Mrs. Blinder sat down to give herself a more favourable opportunity of recovering her breath, exhausted anew by so much talking before it was fully restored. Mr. Jarndyce was turning to speak to us when his attention was attracted by the abrupt entrance into the room of the Mr. Gridley who had been mentioned and whom we had seen on our way up.
“I don’t know what you may be doing here, ladies and gentlemen,” he said, as if he resented our presence, “but you’ll excuse my coming in. I don’t come in to stare about me. Well, Charley! Well, Tom! Well, little one! How is it with us all to-day?”
He bent over the group in a caressing way and clearly was regarded as a friend by the children, though his face retained its stern character and his manner to us was as rude as it could be. My guardian noticed it and respected it.
“No one, surely, would come here to stare about him,” he said mildly.
“May be so, sir, may be so,” returned the other, taking Tom upon his knee and waving him off impatiently. “I don’t want to argue with ladies and gentlemen.

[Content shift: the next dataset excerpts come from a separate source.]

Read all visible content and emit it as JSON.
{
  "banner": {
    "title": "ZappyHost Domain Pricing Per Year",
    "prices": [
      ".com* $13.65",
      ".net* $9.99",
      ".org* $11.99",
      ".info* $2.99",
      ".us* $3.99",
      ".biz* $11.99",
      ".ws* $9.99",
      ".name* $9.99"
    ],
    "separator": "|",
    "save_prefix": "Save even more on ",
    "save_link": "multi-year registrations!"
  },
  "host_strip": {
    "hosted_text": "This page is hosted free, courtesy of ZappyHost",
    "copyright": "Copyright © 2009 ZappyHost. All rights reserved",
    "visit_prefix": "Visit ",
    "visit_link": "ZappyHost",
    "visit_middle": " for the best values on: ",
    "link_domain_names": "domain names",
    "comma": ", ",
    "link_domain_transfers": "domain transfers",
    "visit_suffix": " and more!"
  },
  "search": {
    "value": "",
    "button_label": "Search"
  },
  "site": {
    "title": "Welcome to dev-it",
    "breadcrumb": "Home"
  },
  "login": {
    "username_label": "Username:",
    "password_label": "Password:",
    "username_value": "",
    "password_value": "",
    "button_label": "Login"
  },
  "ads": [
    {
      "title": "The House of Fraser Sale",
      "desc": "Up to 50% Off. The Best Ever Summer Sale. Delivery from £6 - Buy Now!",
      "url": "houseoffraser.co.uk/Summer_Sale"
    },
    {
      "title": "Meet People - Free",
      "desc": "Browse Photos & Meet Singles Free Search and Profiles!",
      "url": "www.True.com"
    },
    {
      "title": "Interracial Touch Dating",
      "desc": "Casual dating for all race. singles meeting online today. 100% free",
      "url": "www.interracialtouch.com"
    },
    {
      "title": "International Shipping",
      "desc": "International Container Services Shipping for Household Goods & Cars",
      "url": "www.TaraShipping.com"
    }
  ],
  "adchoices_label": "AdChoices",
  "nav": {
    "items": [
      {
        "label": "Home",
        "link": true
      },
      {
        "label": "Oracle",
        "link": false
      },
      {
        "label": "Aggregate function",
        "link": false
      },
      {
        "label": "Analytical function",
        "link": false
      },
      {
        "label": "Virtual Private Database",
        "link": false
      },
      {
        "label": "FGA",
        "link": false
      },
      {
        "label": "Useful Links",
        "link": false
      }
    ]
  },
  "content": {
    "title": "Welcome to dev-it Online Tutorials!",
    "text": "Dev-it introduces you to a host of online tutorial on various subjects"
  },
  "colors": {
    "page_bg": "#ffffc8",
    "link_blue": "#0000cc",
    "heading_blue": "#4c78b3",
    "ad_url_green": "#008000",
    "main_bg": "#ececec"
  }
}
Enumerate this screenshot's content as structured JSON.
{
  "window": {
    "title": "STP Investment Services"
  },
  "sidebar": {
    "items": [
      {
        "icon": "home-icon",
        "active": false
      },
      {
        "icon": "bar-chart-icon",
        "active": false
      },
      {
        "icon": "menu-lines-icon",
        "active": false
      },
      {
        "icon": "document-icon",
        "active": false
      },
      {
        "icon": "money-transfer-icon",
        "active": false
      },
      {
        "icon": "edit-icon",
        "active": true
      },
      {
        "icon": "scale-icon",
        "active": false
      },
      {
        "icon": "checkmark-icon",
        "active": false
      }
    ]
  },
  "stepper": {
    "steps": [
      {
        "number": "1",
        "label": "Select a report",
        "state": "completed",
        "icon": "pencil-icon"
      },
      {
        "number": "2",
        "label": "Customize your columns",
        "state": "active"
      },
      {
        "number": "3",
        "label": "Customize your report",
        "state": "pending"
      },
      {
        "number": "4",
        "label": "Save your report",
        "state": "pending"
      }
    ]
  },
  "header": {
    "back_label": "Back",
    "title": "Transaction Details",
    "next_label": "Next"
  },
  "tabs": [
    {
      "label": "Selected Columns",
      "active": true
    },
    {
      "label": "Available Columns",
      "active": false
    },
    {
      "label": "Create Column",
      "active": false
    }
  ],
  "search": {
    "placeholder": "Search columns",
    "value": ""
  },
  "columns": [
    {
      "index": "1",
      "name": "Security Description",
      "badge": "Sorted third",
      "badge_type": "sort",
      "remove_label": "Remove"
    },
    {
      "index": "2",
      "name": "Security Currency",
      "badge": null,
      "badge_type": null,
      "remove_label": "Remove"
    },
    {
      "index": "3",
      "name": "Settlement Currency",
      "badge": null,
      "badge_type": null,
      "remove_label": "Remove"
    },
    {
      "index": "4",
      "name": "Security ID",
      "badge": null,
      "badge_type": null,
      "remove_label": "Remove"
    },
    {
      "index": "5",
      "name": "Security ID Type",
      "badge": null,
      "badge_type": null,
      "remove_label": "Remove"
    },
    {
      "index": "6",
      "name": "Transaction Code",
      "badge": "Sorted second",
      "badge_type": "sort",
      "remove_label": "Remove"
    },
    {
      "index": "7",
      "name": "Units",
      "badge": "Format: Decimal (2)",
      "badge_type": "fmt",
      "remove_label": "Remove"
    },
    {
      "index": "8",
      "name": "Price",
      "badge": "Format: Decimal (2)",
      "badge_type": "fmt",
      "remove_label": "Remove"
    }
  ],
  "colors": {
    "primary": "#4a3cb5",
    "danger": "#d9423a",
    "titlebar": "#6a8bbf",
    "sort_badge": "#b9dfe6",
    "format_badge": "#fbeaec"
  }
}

I have had enough of arguing to last one man his life.”
“You have sufficient reason, I dare say,” said Mr. Jarndyce, “for being chafed and irritated—”
“There again!” exclaimed the man, becoming violently angry. “I am of a quarrelsome temper. I am irascible. I am not polite!”
“Not very, I think.”
“Sir,” said Gridley, putting down the child and going up to him as if he meant to strike him, “do you know anything of Courts of Equity?”
“Perhaps I do, to my sorrow.”
“To your sorrow?” said the man, pausing in his wrath, “if so, I beg your pardon. I am not polite, I know. I beg your pardon! Sir,” with renewed violence, “I have been dragged for five and twenty years over burning iron, and I have lost the habit of treading upon velvet. Go into the Court of Chancery yonder and ask what is one of the standing jokes that brighten up their business sometimes, and they will tell you that the best joke they have is the man from Shropshire. I,” he said, beating one hand on the other passionately, “am the man from Shropshire.”